Aus dieser Region kommt Liviu Botos, Koch im Birg Hotel Geblergasse im 17. Wiener Bezirk und davor selbstständig mit „Livius Vorstadtbeisl“. Für ihn ist das Original in jedem Fall die rumänische Küche. Er meint: „Heutzutage gibt es nicht mehr viele rumänische Spezialitäten, die nicht von anderen Ländern übernommen wurden. Nur werden sie ein bisschen anders zubereitet. Cevapcici zum Beispiel findet man oft auch in österreichischen Restaurants, doch typisch rumänisch werden sie nicht zubereitet (siehe Rezept auf Seite 39).“ Auch innerhalb Rumäniens variiert die Zubereitung der Gerichte. Der Maisbrei zum Beispiel wird in der Walachei fast immer als Beilage serviert. In der Moldauer Gegend wird er im Ofen gebacken, zusammen mit Fleisch oder Schafskäse.

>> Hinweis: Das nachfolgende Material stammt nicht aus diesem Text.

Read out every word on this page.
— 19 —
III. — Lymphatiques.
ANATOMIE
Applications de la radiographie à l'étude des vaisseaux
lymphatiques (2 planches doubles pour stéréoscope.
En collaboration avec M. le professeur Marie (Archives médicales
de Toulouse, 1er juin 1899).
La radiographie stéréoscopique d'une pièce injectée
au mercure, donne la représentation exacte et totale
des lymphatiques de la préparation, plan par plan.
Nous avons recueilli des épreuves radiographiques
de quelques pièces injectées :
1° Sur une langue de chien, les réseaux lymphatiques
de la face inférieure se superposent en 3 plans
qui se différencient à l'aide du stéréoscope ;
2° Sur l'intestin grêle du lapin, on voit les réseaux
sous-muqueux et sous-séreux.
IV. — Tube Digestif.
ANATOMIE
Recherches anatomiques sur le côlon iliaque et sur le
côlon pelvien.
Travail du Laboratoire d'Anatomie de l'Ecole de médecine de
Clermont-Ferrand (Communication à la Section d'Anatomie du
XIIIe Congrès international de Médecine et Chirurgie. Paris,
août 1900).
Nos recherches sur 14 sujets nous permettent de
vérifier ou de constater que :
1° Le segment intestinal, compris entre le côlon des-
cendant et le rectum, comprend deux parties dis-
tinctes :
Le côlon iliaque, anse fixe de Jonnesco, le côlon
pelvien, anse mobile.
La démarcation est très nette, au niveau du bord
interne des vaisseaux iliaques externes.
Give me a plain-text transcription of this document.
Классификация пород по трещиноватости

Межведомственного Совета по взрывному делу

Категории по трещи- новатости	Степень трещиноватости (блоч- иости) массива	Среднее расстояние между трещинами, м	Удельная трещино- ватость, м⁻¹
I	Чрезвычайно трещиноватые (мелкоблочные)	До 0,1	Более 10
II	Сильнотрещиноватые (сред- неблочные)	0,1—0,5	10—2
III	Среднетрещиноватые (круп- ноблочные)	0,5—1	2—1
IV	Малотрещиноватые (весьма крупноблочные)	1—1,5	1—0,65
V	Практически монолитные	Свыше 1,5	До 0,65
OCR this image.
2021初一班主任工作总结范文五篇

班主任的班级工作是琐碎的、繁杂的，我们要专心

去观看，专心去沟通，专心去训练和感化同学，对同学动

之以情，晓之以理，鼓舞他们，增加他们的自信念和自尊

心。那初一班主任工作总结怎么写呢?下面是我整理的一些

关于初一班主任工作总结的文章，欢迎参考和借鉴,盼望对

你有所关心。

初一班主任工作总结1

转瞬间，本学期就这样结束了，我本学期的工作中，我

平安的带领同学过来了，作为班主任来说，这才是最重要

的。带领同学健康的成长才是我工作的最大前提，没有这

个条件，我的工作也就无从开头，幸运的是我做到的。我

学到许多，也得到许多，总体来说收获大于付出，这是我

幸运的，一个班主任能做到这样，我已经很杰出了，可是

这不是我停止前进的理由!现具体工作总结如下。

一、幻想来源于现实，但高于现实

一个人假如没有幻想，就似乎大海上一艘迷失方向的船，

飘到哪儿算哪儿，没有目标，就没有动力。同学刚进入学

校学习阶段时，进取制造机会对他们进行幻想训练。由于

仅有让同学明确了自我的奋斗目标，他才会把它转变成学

Von den Ungarn in Siebenbürgen wird er mit saurer Sahne gekocht, und die deutschen Minderheiten essen ihn gar nicht selbst, sondern verfüttern ihn an ihre Schweine. Bei den Krautrouladen „Sarma-le“ sind eher die Portionen verschieden. Während in Siebenbürgen eine einzige große Krautroulade serviert wird, kommen in Banat zwei kleinere auf den Teller, und in der Moldau werden gar zwanzig winzig kleine Rouladen einzeln gewickelt. Palatschinken wiederum werden von der Füllung her unterschiedlich interpretiert: Die Köche in Siebenbürgen servieren sie wie die Österreicher mit Marmelade als Nachspeise, in der Walachei werden sie mit Käse gefüllt und im Moldau mit Gemüse.  

PEPP MIT POP-UP

Für Abwechslung beim Essen und beim Ambiente sorgen Irina und Hristu Valentin-Tiberiu aus Bukarest. Jede Woche veranstalten sie ein Abendessen an einem anderen Ort. „Pop-up-Dinner“ nennen sie dieses Event, mit dem sie zum Beispiel in einer Galerie oder einer Privatwohnung „auftauchen“, wie der Name schon sagt. Das Menü ist so abwechslungsreich wie die Örtlichkeiten Köchin Irina interpretiert die rumänische Küche immer neu. Das beginnt schon bei der Bohnensuppe aus Siebenbürgen, die Irina mit Speck, karamellisierten Zwiebeln und Rosmarin verfeinert. Die obligaten Krautrouladen werden außer mit faschiertem Fleisch auch mit getrockneten Tomaten gefüllt sowie mit Walnüssen, Rosinen und sautierten Pilzen. Das Käsekuchenrezept aus Dobrudscha wird aufgepeppt mit Cottage Cheese, Ricotta, Preiselbeeren, Papaya, Rosenwasser und Walnüssen. Würden die Gäste ein solches Menü aus traditionell reichhaltigen, schweren rumänischen Gerichten essen, könnte sie wohl nur noch ein doppelt gebrannter Tzuika (Pflaumenschnaps) vor dem sofortigen Einschlafen retten. Das Pop-up-Dinner dagegen ist leicht und bekömmlich, sodass die Feinschmecker auch noch die Location genießen können. Hristu erinnert sich an den ungewöhnlichsten Ort bisher: „Wir haben in einem Indoor-Skatepark gekocht mit sechs Skatern und einem DJ. So etwas hat vor uns noch keiner veranstaltet – zumindest haben wir auf Google nichts Vergleichbares gefunden.“ Und da soll noch einer behaupten, die Rumänen hätten keine eigenen Ideen beim Kochen.